The hows and whys of Alzheimer’s have not been figured out yet: one recent study took more than 400 patients’ complete medical histories and did extensive brain scans. Although they are still working on banishing the disease, scientists have come to a few conclusions: activity like playing and listening to music and dancing can make people with Alzheimer’s feel comfortable and happy. Does the type of music make a difference? Clients in nursing care elderly homes respond well to a wide variety of music, from popular to classical, and are often happy to dance with staff and snap their fingers to the beat. Clients can also dictate their memories to staff, who then make memory books for the clients’ families and friends to enjoy: living history at its best.
What is skilled nursing care and why does it matter so much for patients with Alzheimer’s to be in elderly homes? Health care experts know that disorientation can be attendant to every stage of dementia, and having an elder left alone in their home may not be the best thing for everyone. People may joke about having a “senior moment” when they walk into a room and forget what they came for, but Alzheimer’s patients have more thorough — and serious — memory loss. They may forget which month or year they are in, the route to their favorite restaurant, how to drive a vehicle, or whether they need to put on a jacket when they go outside.
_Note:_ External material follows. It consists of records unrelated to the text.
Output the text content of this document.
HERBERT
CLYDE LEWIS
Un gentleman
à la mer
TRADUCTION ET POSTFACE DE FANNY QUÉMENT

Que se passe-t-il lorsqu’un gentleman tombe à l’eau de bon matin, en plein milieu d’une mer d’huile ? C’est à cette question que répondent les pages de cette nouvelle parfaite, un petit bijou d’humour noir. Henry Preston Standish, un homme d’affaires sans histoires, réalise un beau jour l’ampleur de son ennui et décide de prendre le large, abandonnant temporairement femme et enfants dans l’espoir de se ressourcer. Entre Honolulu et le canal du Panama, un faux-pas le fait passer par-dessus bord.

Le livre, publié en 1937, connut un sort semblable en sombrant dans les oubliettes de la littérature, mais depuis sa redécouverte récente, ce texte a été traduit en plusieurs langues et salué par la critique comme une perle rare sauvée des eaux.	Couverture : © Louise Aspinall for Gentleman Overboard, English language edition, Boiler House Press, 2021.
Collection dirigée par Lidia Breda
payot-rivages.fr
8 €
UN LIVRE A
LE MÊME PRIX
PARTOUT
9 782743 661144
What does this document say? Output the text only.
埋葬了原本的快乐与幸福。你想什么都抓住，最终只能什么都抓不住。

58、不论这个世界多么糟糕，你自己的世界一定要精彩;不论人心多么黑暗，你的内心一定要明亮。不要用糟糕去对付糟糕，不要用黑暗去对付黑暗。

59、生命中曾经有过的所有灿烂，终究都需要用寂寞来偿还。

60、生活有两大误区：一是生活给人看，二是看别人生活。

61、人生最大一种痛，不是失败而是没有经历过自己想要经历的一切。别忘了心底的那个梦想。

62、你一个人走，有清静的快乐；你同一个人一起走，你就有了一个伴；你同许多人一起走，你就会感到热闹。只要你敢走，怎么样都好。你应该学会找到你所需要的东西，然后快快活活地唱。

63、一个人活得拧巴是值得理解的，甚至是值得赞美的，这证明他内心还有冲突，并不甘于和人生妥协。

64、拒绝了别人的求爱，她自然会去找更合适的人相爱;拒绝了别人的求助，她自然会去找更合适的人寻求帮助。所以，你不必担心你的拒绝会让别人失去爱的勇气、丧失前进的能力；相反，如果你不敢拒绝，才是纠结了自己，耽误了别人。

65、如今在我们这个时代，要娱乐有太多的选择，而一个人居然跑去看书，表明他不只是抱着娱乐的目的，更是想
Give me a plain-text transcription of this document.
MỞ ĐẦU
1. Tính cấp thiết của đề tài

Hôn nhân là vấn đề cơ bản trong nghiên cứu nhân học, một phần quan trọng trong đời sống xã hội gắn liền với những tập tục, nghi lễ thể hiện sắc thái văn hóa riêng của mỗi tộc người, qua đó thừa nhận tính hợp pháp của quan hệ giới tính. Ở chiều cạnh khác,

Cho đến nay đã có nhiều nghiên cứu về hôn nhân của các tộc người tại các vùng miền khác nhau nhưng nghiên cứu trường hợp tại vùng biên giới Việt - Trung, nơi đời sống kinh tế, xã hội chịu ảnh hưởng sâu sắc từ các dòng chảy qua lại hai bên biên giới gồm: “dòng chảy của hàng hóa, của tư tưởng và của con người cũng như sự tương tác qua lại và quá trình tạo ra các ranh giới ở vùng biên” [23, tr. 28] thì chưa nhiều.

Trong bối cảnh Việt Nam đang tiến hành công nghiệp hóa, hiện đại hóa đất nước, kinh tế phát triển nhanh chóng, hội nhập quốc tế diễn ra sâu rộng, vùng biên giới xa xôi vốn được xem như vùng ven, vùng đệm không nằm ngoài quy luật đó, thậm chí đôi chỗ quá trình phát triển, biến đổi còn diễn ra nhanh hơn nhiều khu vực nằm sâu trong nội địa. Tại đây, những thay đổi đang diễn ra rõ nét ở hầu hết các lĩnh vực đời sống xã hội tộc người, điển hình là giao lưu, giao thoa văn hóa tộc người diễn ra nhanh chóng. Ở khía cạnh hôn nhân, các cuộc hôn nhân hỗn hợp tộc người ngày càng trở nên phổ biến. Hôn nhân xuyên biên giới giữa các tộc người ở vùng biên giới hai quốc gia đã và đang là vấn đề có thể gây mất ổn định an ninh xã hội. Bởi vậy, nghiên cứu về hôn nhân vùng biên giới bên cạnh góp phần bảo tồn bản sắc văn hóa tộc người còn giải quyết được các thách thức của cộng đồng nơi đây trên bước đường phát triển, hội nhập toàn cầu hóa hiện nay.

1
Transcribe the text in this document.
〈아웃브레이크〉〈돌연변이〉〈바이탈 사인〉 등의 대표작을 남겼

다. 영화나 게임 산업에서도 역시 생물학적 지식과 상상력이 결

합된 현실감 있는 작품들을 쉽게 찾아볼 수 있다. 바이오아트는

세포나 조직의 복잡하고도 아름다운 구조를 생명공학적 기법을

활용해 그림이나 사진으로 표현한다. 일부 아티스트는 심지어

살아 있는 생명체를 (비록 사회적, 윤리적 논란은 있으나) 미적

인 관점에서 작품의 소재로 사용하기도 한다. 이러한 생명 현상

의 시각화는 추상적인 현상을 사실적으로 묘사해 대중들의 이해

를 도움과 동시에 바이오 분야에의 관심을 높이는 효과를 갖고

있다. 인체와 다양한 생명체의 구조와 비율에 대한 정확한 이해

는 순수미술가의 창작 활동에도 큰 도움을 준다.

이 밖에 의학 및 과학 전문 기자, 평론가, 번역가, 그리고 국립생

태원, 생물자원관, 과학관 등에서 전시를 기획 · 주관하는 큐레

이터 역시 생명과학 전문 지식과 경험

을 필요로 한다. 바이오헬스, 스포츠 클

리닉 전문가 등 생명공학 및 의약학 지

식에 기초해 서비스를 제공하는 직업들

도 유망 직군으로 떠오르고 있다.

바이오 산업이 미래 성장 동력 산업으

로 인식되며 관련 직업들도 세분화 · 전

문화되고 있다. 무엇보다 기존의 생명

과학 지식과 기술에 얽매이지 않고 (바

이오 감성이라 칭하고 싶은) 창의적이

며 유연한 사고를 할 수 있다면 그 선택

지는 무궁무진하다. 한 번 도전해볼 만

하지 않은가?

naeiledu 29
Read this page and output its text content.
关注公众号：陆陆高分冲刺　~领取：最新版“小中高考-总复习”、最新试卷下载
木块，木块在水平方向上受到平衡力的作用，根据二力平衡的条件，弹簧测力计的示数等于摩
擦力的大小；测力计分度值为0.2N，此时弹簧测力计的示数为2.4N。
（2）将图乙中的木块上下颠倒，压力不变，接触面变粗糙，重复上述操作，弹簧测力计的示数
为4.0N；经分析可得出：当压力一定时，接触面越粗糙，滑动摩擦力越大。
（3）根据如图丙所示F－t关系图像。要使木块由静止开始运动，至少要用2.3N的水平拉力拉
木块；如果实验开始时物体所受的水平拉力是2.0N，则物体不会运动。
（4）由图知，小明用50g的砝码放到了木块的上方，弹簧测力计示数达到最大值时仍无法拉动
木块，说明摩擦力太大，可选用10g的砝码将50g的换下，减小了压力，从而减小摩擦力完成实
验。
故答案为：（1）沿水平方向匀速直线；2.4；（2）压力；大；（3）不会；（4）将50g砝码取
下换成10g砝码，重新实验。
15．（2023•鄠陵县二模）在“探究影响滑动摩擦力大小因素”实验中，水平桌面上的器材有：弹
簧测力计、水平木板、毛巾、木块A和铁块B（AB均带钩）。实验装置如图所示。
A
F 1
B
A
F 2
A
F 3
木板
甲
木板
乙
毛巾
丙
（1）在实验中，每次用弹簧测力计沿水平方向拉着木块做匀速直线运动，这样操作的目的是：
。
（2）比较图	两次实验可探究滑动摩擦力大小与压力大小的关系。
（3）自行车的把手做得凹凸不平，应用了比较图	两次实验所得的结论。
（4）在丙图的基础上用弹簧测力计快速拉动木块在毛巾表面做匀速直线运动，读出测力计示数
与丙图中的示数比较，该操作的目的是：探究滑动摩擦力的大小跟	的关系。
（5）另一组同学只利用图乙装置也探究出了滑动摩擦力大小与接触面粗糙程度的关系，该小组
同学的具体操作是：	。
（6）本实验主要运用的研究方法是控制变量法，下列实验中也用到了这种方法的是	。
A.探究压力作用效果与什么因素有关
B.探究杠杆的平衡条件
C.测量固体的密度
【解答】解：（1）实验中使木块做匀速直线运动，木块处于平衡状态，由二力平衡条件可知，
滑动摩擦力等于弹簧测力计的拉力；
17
Having skilled nursing care staff available to meet clients’ needs can help families feel at ease. The memory loss attendant to Alzheimer’s disease can be a bit startling to elder clients at first: they may find themselves lost or unable to remember the way home. Being in secured elderly homes means that clients with memory loss will be safe. If a senior member of your family is starting to show signs of memory loss, it may be time to consult with a health care professional and the staff at elderly homes in your local area.